L’improvvisata lezione di geometria è arrivata al termine di una giornata un po’ particolare, quella in cui, finalmente, mi sono decisa a leggere  Lettera ad una professoressa, libro scritto da don Lorenzo Milani nel 1967 con alcuni dei suoi ragazzi. L’ho letto perché era da tempo che desideravo farlo.

Il testo e le tesi che vi sono sostenute sono state nelle scorse settimane  al centro di un vivace dibattito. Una delle voci che più ha sollevato polemiche è stata quella di  Paola Mastrocola: la scrittrice accusa la scuola italiana di essere vittima di quello che definisce  “donmilanismo“. Tesi la sua respinta da tanti: tra le repliche circolate in questi giorni ho trovato particolarmente interessanti quelle sostenute da Vanessa Roghi e Cristiana de Santis.

Basta fare una piccola ricerca per capire come Lettera ad una professoressa sia stata, da sempre o quasi, al centro di analisi pedagogiche e non solo.

Questo post nasce da alcune riflessioni, rigorosamente in ordine sparso, che la lettura di questo libro mi ha suscitato. Riflessioni personali che toccano il mio essere mamma e nulla più.

Lettera ad una professoressa nasce sull’onda della delusione provocata in don Milani e nei suoi ragazzi dalla bocciatura di due di loro che stavano studiando da privatisti per diventare maestri di scuola elementare. Cos’è la scuola oggi ? Com’era la scuola criticata così aspramente in quelle pagine? Quale scuola avevano in mente i ragazzi di Barbiana? Queste alcune delle domande che da alcuni giorni mi frullano per la testa.
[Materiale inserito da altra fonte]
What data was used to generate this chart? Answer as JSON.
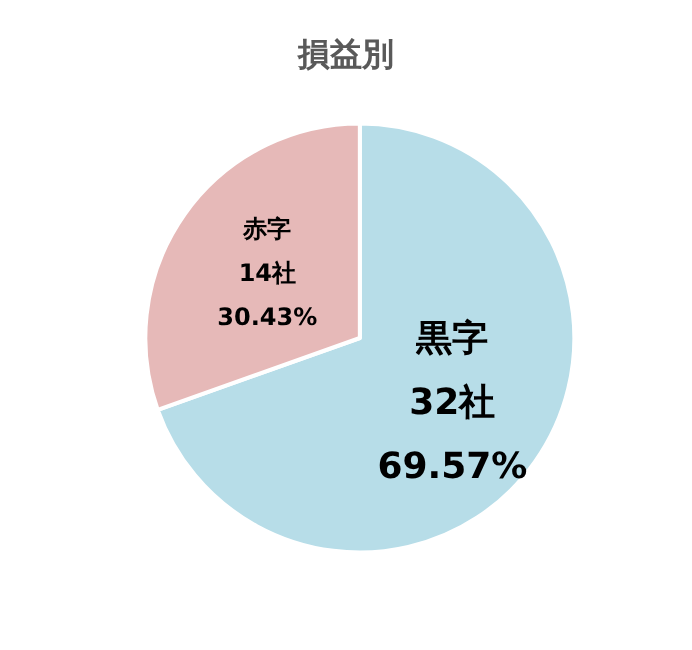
{
  "chart_data": {
    "type": "pie",
    "title": "損益別",
    "categories": [
      "黒字",
      "赤字"
    ],
    "values": [
      32,
      14
    ],
    "value_labels": [
      "32社\n69.57%",
      "14社\n30.43%"
    ],
    "colors": [
      "#b7dde8",
      "#e6b9b8"
    ],
    "legend": false
  }
}
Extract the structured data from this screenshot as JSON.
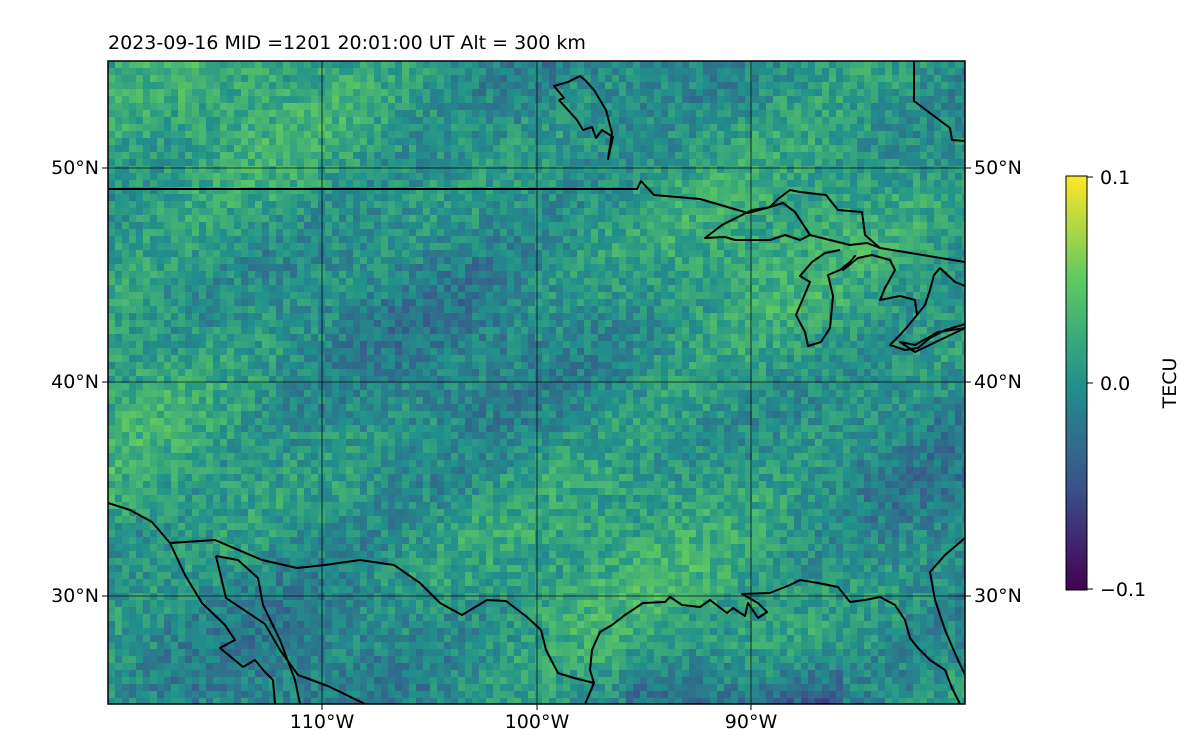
{
  "map": {
    "title": "2023-09-16  MID =1201    20:01:00  UT  Alt = 300 km",
    "lon_range": [
      -120,
      -80
    ],
    "lat_range": [
      25,
      55
    ],
    "gridlines_lon": [
      -110,
      -100,
      -90
    ],
    "gridlines_lat": [
      30,
      40,
      50
    ],
    "lon_tick_labels": [
      "110°W",
      "100°W",
      "90°W"
    ],
    "lat_tick_labels_left": [
      "30°N",
      "40°N",
      "50°N"
    ],
    "lat_tick_labels_right": [
      "30°N",
      "40°N",
      "50°N"
    ],
    "field_colormap": "viridis",
    "coastline_color": "#000000"
  },
  "colorbar": {
    "label": "TECU",
    "tick_labels": [
      "0.1",
      "0.0",
      "−0.1"
    ],
    "tick_values": [
      0.1,
      0.0,
      -0.1
    ],
    "range": [
      -0.1,
      0.1
    ],
    "colormap": [
      "#440154",
      "#3b528b",
      "#21918c",
      "#5ec962",
      "#fde725"
    ]
  }
}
Ciò che colpisce tra le pagine è la scuola  “ideale” che in esse si delinea. La scuola che don Milani e i suoi auspicano non è una scuola appiattita verso il basso, non è una scuola “povera” ma una scuola capace di appassionare: una scuola che i ragazzi devono amare e non detestare. E’ una scuola capace di parlare la lingua dei contadini perché questi possano comprendere e parlare la lingua di chi voleva che nulla cambiasse, una scuola che per elevare parte dal basso. Doveva essere una scuola rigida e impegnativa quella proposta da don Milani e non solo per il suo essere una scuola senza vacanze.  I ragazzi più grandi insegnavano ai più piccoli a costo di rimanere indietro e il non lasciare indietro nessuno richiedeva l’impegno di ciascuno.

La mia scuola e quella di Gianni e Pierino. Ho iniziato la scuola nel 1984 e dunque non ho vissuto direttamente la scuola che ha bocciato Gianni e gli altri. Ne ho letto sui libri e ho sentito da chi l’ha vissuta racconti che sembrano provenire da un altro pianeta e che oggi farebbero accapponare la pelle anche a chi pensa che “a scuola si va solo per imparare”.
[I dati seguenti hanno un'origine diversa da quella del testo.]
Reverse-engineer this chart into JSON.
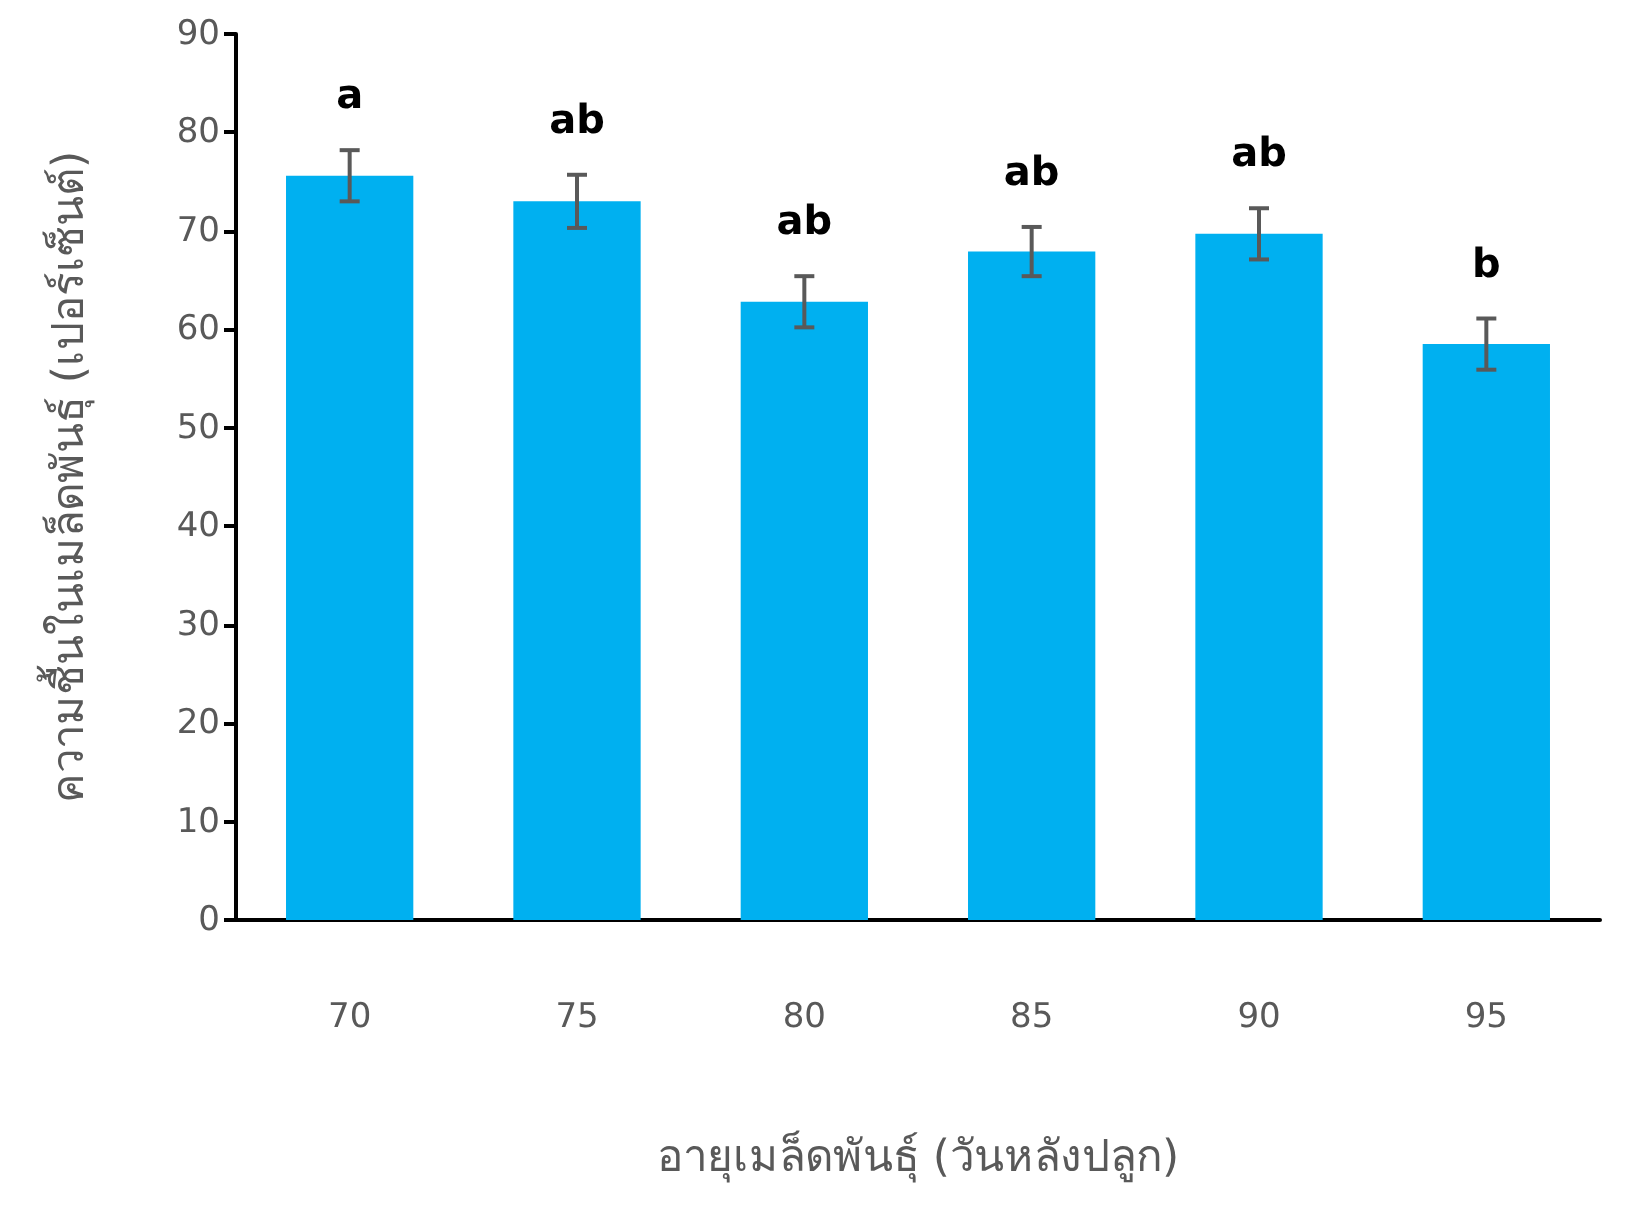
{
  "chart_data": {
    "type": "bar",
    "xlabel": "อายุเมล็ดพันธุ์ (วันหลังปลูก)",
    "ylabel": "ความชื้นในเมล็ดพันธุ์ (เปอร์เซ็นต์)",
    "categories": [
      "70",
      "75",
      "80",
      "85",
      "90",
      "95"
    ],
    "values": [
      75.6,
      73.0,
      62.8,
      67.9,
      69.7,
      58.5
    ],
    "errors": [
      2.6,
      2.7,
      2.6,
      2.5,
      2.6,
      2.6
    ],
    "color": "#00b0f0",
    "ylim": [
      0,
      90
    ],
    "yticks": [
      0,
      10,
      20,
      30,
      40,
      50,
      60,
      70,
      80,
      90
    ],
    "grid": false,
    "annotations": [
      "a",
      "ab",
      "ab",
      "ab",
      "ab",
      "b"
    ]
  }
}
Tanti sono gli aspetti di quella scuola che nel libro vengono criticati ed esaminati, alcuni mi hanno colpito più di altri. Ciò che i ragazzi di Barbiana, forti della loro esperienza, chiedevano era una scuola inclusiva, una scuola che potesse offrire un’opportunità, migliorare i destini di chi nasceva contadino e contadino sarebbe morto. Quei ragazzi chiedevano una scuola capace di non buttare fuori, di non bocciare, coloro per i quali la scuola poteva rappresentare l’unica speranza di un’esistenza migliore.  Alla scuola chiedevano di sanare le diseguaglianze culturali, di essere strumento di quella rimozione degli ostacoli socio-economici sancita dalla Costituzione. Com’era, invece, la scuola? Era una scuola che bollava come cretino o non portato chi non aveva gli strumenti per affrontarla.  Era una scuola in cui anche la lingua accresceva le distanze. Era una scuola che premiava chi era già “bravo” ma non concedeva a tutti l’opportunità di esserlo, chi entrava svantaggiato, svantaggiato restava.
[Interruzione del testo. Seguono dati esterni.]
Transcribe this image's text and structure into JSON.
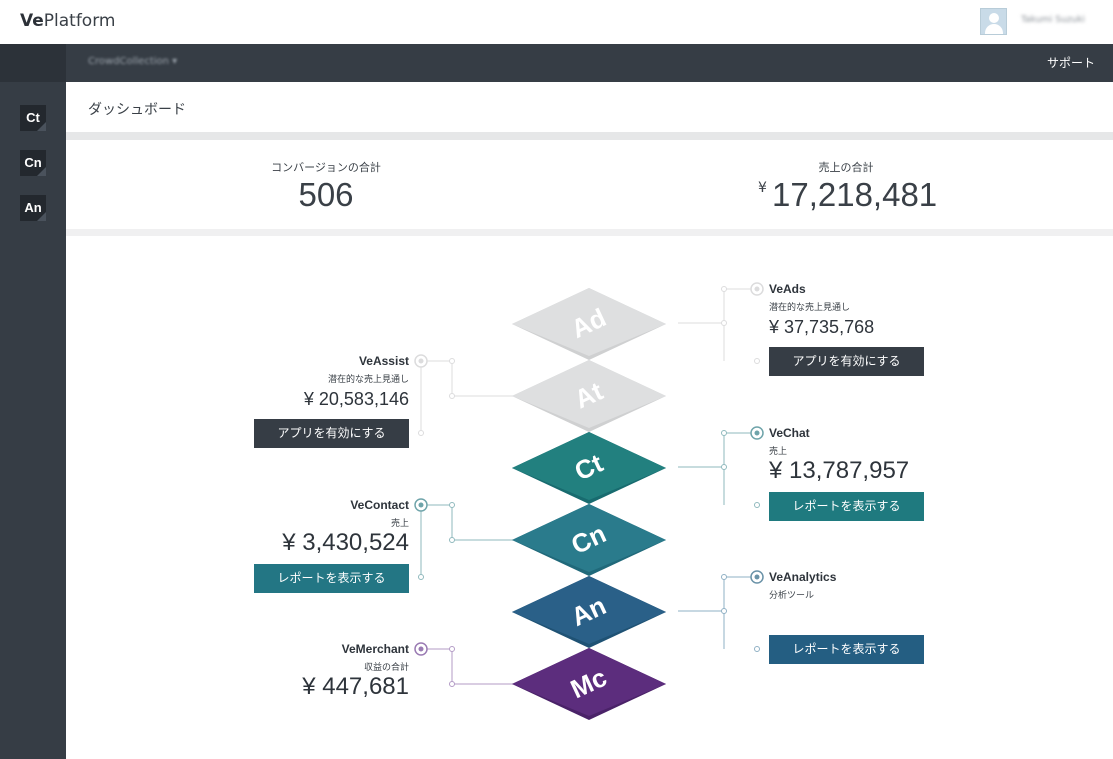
{
  "header": {
    "logo_bold": "Ve",
    "logo_rest": "Platform",
    "username": "Takumi Suzuki"
  },
  "subheader": {
    "app_switcher": "CrowdCollection ▾",
    "support_label": "サポート"
  },
  "sidebar": {
    "items": [
      {
        "label": "Ct"
      },
      {
        "label": "Cn"
      },
      {
        "label": "An"
      }
    ]
  },
  "page": {
    "title": "ダッシュボード"
  },
  "totals": {
    "conversions_label": "コンバージョンの合計",
    "conversions_value": "506",
    "sales_label": "売上の合計",
    "sales_currency": "¥",
    "sales_value": "17,218,481"
  },
  "apps": {
    "veads": {
      "name": "VeAds",
      "sub": "潜在的な売上見通し",
      "value": "¥ 37,735,768",
      "button": "アプリを有効にする",
      "tile": "Ad"
    },
    "veassist": {
      "name": "VeAssist",
      "sub": "潜在的な売上見通し",
      "value": "¥ 20,583,146",
      "button": "アプリを有効にする",
      "tile": "At"
    },
    "vechat": {
      "name": "VeChat",
      "sub": "売上",
      "value": "¥ 13,787,957",
      "button": "レポートを表示する",
      "tile": "Ct"
    },
    "vecontact": {
      "name": "VeContact",
      "sub": "売上",
      "value": "¥ 3,430,524",
      "button": "レポートを表示する",
      "tile": "Cn"
    },
    "veanalytics": {
      "name": "VeAnalytics",
      "sub": "分析ツール",
      "button": "レポートを表示する",
      "tile": "An"
    },
    "vemerchant": {
      "name": "VeMerchant",
      "sub": "収益の合計",
      "value": "¥ 447,681",
      "tile": "Mc"
    }
  },
  "colors": {
    "sidebar": "#363d45",
    "tile_inactive": "#dcdcdd",
    "tile_chat": "#1f7a7f",
    "tile_contact": "#267a8a",
    "tile_analytics": "#245e82",
    "tile_merchant": "#5a2d7c"
  }
}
Alle elementari ho incontrato tre o quattro bambini ripetenti: a ripensarci ora, che non so che fine abbiano fatto, posso dire per certo che erano degli svantaggiati. Erano quelli che probabilmente nessuno poteva aiutare nei compiti, compiti che forse nessuno si preoccupava di fargli fare. I miei hanno una bassa scolarità ma erano comunque in grado di starmi dietro e dove non riuscivano ad aiutarmi subentrava una “rete” di cui i primi nodi erano il mio fratello maggiore e una zia.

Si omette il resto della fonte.